Data Model
A data model is an abstract model that organizes elements of data and standardizes how they relate to one another and to the properties of real-world entities.
Morden applications are built by layering one data model on top of another. Each layer hides the complexity of the layers below it by providing a data model.
Relational Vs Document Model
One-to-Many

For relational model, is hard to represent One-to-Many relationship, like one person may have 0 to infinite work experience.
- Relational → create multiple table to store company info, school info, then use foreign key to JOIN several tables
- Document → can use JSON-like structure, easy to read by human, and better locality (store these info in one place)
Many-to-One & Many-to-Many
When we store the region, we use ID rather than pure text. This is because ID has no meaning, it never needs to change. For example, if we want to update “Greater Seattle Area” to “Seattle”, we just need to modify the text in region_table.
Document model is good at One-to-Many because you can imagine it as a tree, but it’s not good at Many-to-X, because it looks like a graph.
If document model doesn’t support JOIN, then we need to use iteration to mock JOIN in application level. Even if it supports JOIN, we still need to use document reference (just like foreign key), which is similar to relational model.
locality
For document database, it always store the whole document as a single object.
For read, it need to load the whole document from disk to memory, so if we need most of parts inside the document, it’s fine; otherwise, its performance is poor.
For write, it also need to rewrite the whole document from memory to disk, and only modifications that don’t change the total encoded size of a document can easily be performed in place; otherwise, system need to assign new space for new document.
schema-on-read vs schema-on-write
Document Database is not schemaless.

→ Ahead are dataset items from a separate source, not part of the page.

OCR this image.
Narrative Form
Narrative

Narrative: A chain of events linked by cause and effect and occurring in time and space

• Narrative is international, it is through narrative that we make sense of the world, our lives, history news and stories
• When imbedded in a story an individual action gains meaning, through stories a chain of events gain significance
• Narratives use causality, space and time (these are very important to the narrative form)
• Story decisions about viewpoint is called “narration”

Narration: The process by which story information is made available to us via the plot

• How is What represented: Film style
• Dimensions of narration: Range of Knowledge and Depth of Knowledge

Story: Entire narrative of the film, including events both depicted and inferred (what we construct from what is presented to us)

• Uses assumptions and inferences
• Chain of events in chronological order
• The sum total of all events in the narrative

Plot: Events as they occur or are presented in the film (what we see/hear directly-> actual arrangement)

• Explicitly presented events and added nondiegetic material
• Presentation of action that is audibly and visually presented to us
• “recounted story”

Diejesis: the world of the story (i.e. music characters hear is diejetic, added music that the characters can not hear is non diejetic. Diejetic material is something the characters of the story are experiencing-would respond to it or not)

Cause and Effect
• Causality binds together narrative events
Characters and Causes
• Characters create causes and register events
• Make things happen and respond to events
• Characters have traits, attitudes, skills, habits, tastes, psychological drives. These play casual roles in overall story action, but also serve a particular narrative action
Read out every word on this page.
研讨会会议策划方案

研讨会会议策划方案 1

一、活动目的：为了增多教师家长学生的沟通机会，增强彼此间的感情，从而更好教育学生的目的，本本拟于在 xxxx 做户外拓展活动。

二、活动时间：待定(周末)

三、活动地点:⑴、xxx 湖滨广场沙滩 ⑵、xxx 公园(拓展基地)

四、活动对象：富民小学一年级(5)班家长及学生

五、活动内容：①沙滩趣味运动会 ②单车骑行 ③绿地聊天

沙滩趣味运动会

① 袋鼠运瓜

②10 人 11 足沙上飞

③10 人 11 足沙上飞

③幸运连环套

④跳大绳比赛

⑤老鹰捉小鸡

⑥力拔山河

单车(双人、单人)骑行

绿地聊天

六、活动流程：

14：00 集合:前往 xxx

Actually, it has implicit constrain, like when we write service code to read something from DB, we assume we can get some fields, so schema-on-read is a more accurate term.
| schema-on-read | check when we READ | poor efficiency, cuz we cannot do any optimizations when we write it |
| schema-on-write | check when we WRITE | good efficiency cuz we can check the type then do optimization |
Summary
| document | relation | |
|---|---|---|
| relation map | tree, one-to-many | can use foreign key to achieve many-to-X |
| JOIN | :( | :) |
| flexibility | flexible, can add fields easily | schema, hard to change |
| locality | if operate the whole doc, performance is good; but if only operate partial doc, performance is not good | scatter in tables |
Query Language
Declarative vs Imperative Language
| Declarative | Imperative | |
|---|---|---|
| Concept | declare the logic rather than actual execution | define the execution plan |
| Example | SQL, CSS | C++, Python, … |
| Abstraction | high | low |
| Parallel | good, cuz we let system do the optimization | poor, cuz we already defined the steps |
| What u want? | How to do that? |
Here are some advantages for declarative language:
- More concise and easily use
- Hide implementation details
- Good support for parallelism
MapReduce Query
MapReduce is neither a declarative language nor a imperative language.
- declarative → we don’t need to specify how to iter or shuffle dataset
- imperative → we need to implement
mapandreducefunctions
It requires the map and reduce are pure function, which means they only use input data, they cannot do anything else like query database.
And they cannot have any side effects, which means no matter when we run the function for a given input, the output should be the same.
What’s more, mapreduce is a very low-level model for distributed execution, so engineers can implement higher-level query language base it, like SQL can be implemented as a pipeline of mapreduce.
Graph Data Model
Suitable for Many-to-Many relationships.
- vertice / node
- edge / relation
- attribute
Graph can store both homogeneous and heterogeneous data. For example, node can represents people, city, animal, activity, etc.